Schmitt M P
Laboratory of Bacterial Toxins, Division of Bacterial Products, Center for Biologics Evaluation and Research, Food and Drug Administration, Bethesda, Maryland 20892, USA.
J Bacteriol. 1999 Sep;181(17):5330-40. doi: 10.1128/JB.181.17.5330-5340.1999.
Corynebacterium diphtheriae, the causative agent of diphtheria, utilizes various host compounds to acquire iron. The C. diphtheriae hmuO gene encodes a heme oxygenase that is involved in the utilization of heme and hemoglobin as iron sources. Transcription of the hmuO gene in C. diphtheriae is controlled under a dual regulatory mechanism in which the diphtheria toxin repressor protein (DtxR) and iron repress expression while either heme or hemoglobin is needed to activate transcription. In this study, two clones isolated from a C. diphtheriae chromosomal library were shown to activate transcription from the hmuO promoter in Escherichia coli. Sequence analysis revealed that these activator clones each carried distinct genes whose products had significant homology to response regulators of two-component signal transduction systems. Located upstream from each of these response regulator homologs are partial open reading frames that are predicted to encode the C-terminal portions of sensor kinases. The full-length sensor kinase gene for each of these systems was cloned from the C. diphtheriae chromosome, and constructs each carrying one complete sensor kinase gene and its cognate response regulator were constructed. One of these constructs, pTSB20, which carried the response regulator (chrA) and its cognate sensor kinase (chrS), was shown to strongly activate transcription from the hmuO promoter in a heme-dependent manner in E. coli. A mutation in chrA (chrAD50N), which changed a conserved aspartic acid residue at position 50, the presumed site of phosphorylation by ChrS, to an asparagine, abolished heme-dependent activation. These findings suggest that the sensor kinase ChrS is involved in the detection of heme and the transduction of this signal, via a phosphotransfer mechanism, to the response regulator ChrA, which then activates transcription of the hmuO promoter. This is the first report of a bacterial two-component signal transduction system that controls gene expression through a heme-responsive mechanism.
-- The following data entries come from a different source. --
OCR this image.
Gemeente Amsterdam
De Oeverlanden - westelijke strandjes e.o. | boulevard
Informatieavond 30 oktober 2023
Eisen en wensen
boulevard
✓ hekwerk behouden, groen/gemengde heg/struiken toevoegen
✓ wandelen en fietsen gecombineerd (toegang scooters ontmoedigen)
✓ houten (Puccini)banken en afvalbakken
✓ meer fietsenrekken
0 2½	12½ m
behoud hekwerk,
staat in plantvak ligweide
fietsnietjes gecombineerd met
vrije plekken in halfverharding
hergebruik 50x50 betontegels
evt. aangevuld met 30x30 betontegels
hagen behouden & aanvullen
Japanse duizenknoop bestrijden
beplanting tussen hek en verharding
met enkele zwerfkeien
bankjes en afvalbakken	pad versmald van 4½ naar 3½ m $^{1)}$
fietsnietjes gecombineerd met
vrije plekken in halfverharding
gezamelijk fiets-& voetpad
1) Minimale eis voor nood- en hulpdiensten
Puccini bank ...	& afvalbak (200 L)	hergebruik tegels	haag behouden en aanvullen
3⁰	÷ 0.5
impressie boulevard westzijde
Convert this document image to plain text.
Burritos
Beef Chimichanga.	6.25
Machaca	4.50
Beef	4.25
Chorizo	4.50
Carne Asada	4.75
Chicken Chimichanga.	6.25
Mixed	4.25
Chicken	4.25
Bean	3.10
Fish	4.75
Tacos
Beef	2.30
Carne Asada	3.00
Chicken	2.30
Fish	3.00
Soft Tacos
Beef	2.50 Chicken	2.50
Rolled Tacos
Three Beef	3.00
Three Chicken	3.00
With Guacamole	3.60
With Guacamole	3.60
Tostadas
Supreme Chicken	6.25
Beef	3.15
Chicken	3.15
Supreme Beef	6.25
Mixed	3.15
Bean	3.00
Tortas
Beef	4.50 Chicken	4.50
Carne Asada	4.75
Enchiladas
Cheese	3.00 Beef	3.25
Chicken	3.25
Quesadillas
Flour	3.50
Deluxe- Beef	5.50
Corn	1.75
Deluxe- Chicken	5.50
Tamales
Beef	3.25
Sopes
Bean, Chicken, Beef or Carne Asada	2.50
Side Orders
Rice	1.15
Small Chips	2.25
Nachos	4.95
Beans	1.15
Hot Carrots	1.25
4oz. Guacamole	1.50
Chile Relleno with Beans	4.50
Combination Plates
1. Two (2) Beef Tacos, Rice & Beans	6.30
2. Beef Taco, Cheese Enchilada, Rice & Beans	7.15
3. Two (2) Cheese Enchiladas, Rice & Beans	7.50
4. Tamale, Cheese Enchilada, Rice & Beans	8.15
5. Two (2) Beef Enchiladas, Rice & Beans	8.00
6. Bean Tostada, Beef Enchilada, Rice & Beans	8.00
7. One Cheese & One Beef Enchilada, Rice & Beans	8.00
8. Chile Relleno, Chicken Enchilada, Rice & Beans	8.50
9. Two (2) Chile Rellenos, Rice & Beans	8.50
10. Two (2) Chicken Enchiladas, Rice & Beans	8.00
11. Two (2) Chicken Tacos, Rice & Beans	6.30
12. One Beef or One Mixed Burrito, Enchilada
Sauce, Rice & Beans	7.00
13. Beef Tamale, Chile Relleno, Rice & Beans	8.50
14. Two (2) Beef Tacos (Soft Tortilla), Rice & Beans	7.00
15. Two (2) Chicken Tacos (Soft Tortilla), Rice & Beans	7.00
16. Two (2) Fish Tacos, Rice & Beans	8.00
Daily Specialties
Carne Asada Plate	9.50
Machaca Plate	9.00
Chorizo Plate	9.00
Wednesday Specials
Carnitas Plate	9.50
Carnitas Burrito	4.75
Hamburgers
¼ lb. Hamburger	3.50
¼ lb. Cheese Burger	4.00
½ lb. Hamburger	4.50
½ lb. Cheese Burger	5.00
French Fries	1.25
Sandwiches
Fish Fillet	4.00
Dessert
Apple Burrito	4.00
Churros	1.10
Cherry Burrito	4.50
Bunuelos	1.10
白喉棒状杆菌是白喉的病原体,它利用多种宿主化合物来获取铁。白喉棒状杆菌的hmuO基因编码一种血红素加氧酶,该酶参与将血红素和血红蛋白作为铁源的利用过程。白喉棒状杆菌中hmuO基因的转录受双重调控机制控制,其中白喉毒素阻遏蛋白(DtxR)和铁会抑制表达,而血红素或血红蛋白则需要激活转录。在本研究中,从白喉棒状杆菌染色体文库中分离出的两个克隆在大肠杆菌中被证明可激活hmuO启动子的转录。序列分析表明,这些激活克隆各自携带不同的基因,其产物与双组分信号转导系统的应答调节因子具有显著同源性。在这些应答调节因子同源物的每一个上游都有部分开放阅读框,预计可编码传感激酶的C末端部分。从白喉棒状杆菌染色体中克隆了这些系统中每一个的全长传感激酶基因,并构建了各自携带一个完整传感激酶基因及其同源应答调节因子的构建体。其中一个构建体pTSB20携带应答调节因子(chrA)及其同源传感激酶(chrS),在大肠杆菌中被证明以血红素依赖的方式强烈激活hmuO启动子的转录。chrA中的一个突变(chrAD50N)将第50位保守的天冬氨酸残基(推测为ChrS磷酸化位点)变为天冬酰胺,消除了血红素依赖的激活作用。这些发现表明,传感激酶ChrS参与血红素的检测,并通过磷酸转移机制将该信号转导至应答调节因子ChrA,然后ChrA激活hmuO启动子的转录。这是关于细菌双组分信号转导系统通过血红素应答机制控制基因表达的首次报道。